Q: Where is federal privatization headed?

Eggers: Every year, more and more of the federal government relies on private firms and consultants to deliver goods. It dramatically increased under Bill Clinton, it's increasing under George Bush, and it will increase under the next president. In Iraq during the first Gulf War, there were 50 soldiers to every contractor. In the last war, it was one contractor to every 10 soldiers. They've become embedded in just about every aspect of warfare.

Q: Wasn't that part of what led to problems at Abu Ghraib?

Eggers: There weren't enough contract managers over there involved in this. There is really no doubt about that, for how large some of these contracts were and how many contractors there were.

But you need to look at what we have been able to accomplish. The technological capability that we showed during Operation Iraqi Freedom would never have been possible without this new model, because government didn't have the technology available or the know-how to implement it.

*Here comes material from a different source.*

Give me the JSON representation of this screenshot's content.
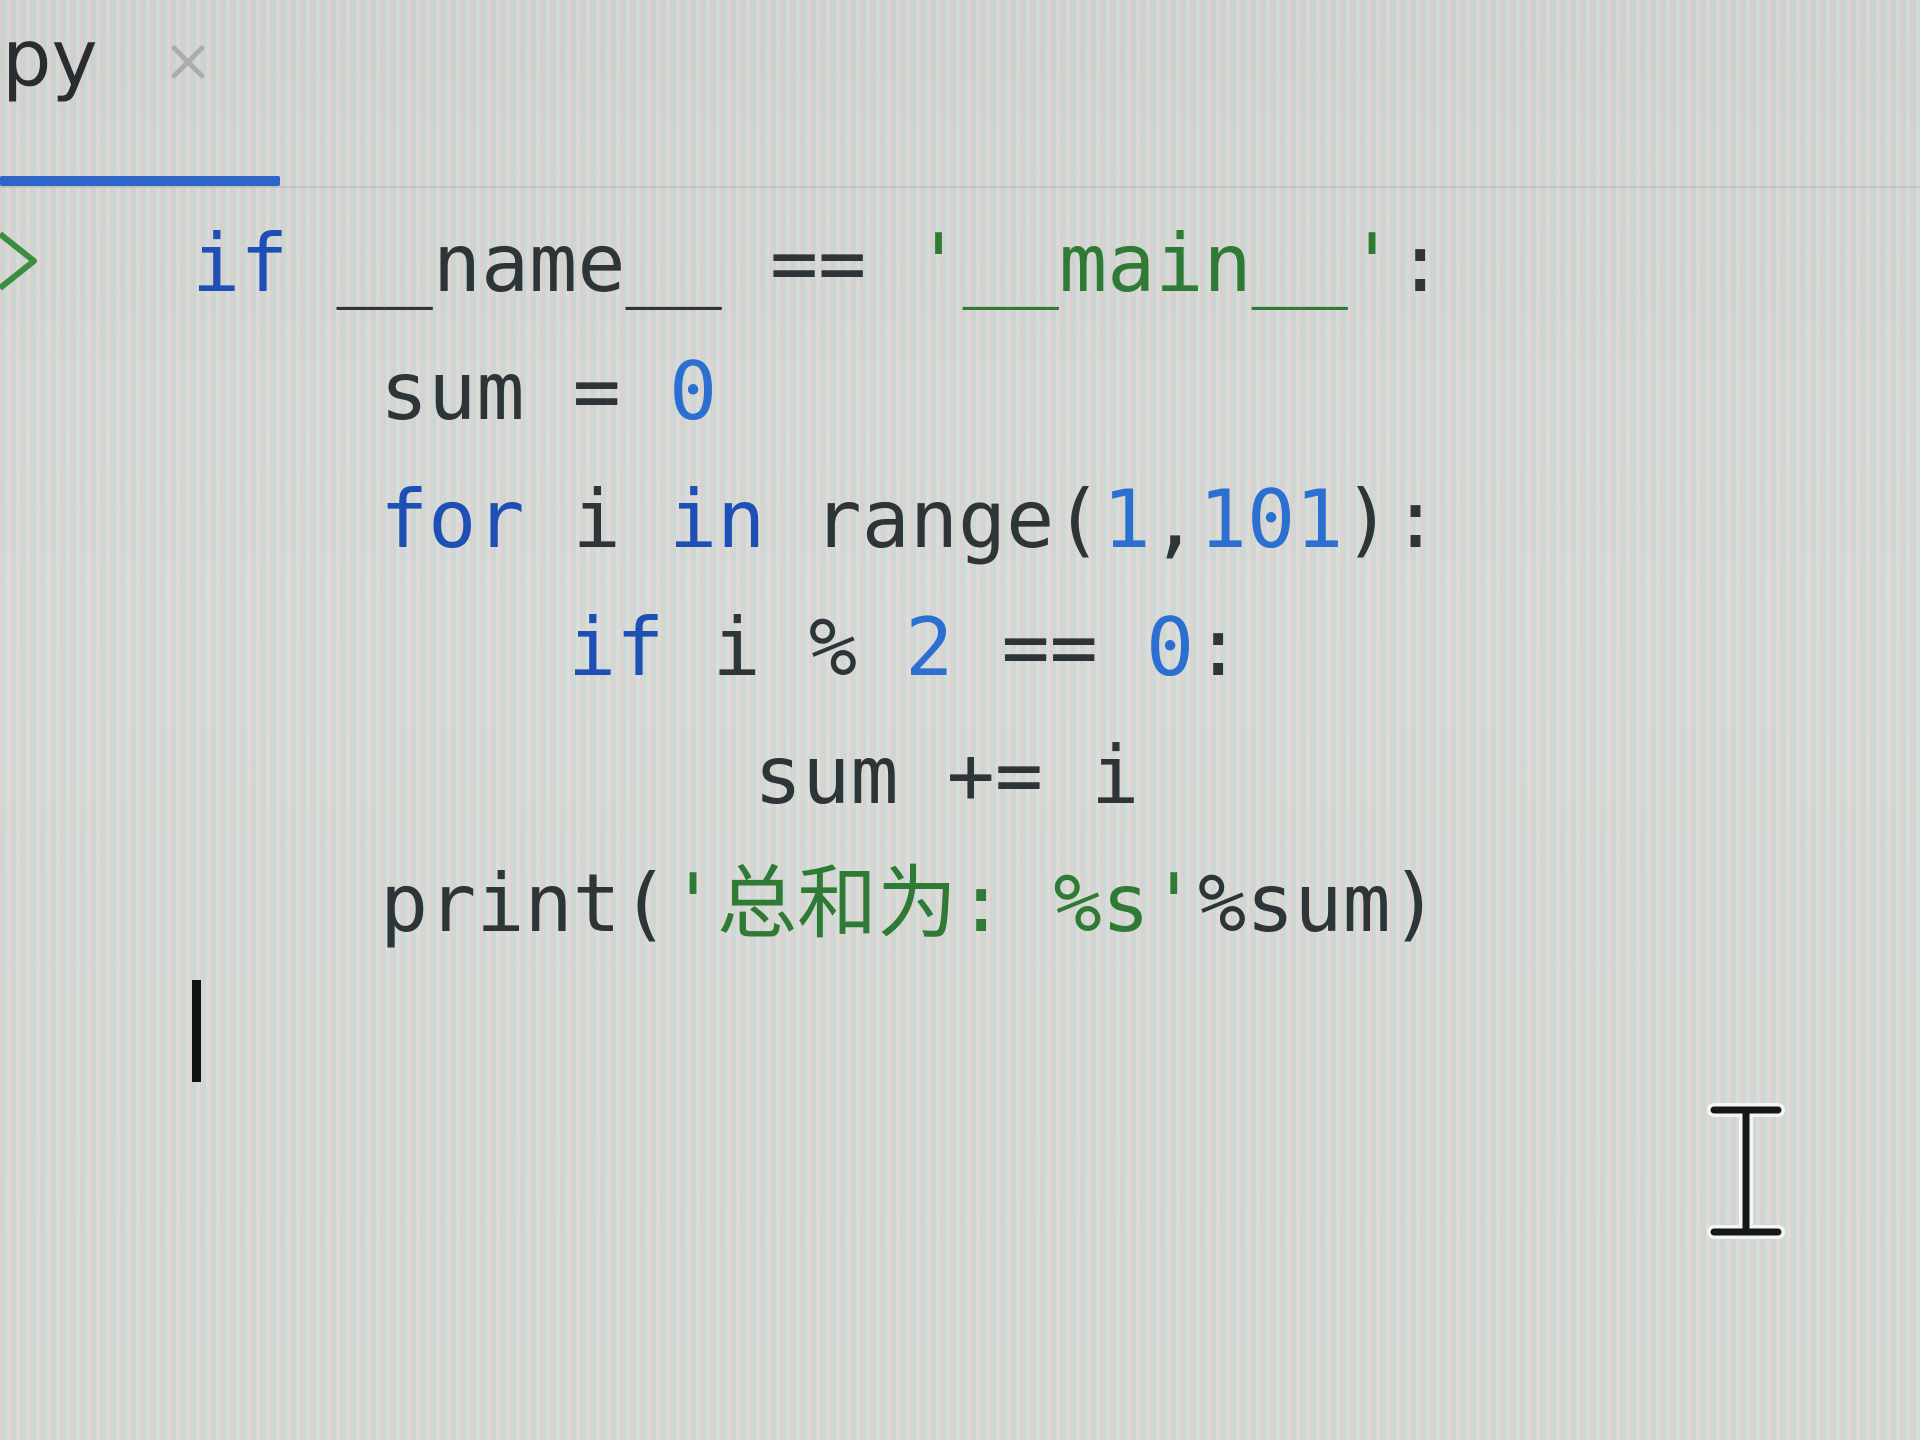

Would we have been able to win the first part of the war so quickly without private firms? I think the answer is no. The gains in terms of logistics were really remarkable.

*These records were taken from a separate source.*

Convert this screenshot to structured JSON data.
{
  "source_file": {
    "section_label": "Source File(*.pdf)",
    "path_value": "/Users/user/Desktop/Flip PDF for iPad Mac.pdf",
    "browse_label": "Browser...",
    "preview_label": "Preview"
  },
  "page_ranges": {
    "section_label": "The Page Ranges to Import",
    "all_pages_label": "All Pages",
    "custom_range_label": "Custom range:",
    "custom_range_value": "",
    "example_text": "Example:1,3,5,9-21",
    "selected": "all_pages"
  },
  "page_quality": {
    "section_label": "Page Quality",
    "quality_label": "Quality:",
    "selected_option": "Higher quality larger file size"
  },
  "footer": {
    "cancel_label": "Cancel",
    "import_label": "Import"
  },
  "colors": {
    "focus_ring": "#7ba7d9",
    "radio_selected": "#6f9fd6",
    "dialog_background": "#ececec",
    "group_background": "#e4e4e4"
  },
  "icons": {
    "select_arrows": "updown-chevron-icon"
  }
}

Goldsmith: You can see that the broad use of contractors has been a credible part of the strategy and still acknowledge that improvements could be made.

Q: Is there a privatization backlash?

Eggers: One reason we wrote the book is because we worry that without more attention to that, there will be a backlash.

Goldsmith: There's very rarely a backlash against traditional government programs–they tend to be more tolerated. But if you outsource badly, there is a lot of attention.

Q: What needs to change?

Eggers: I think we need to redefine what it means to be a public employee. The people who have skills in acquisition, contract management, and negotiation are not necessarily the most highly valued people in government.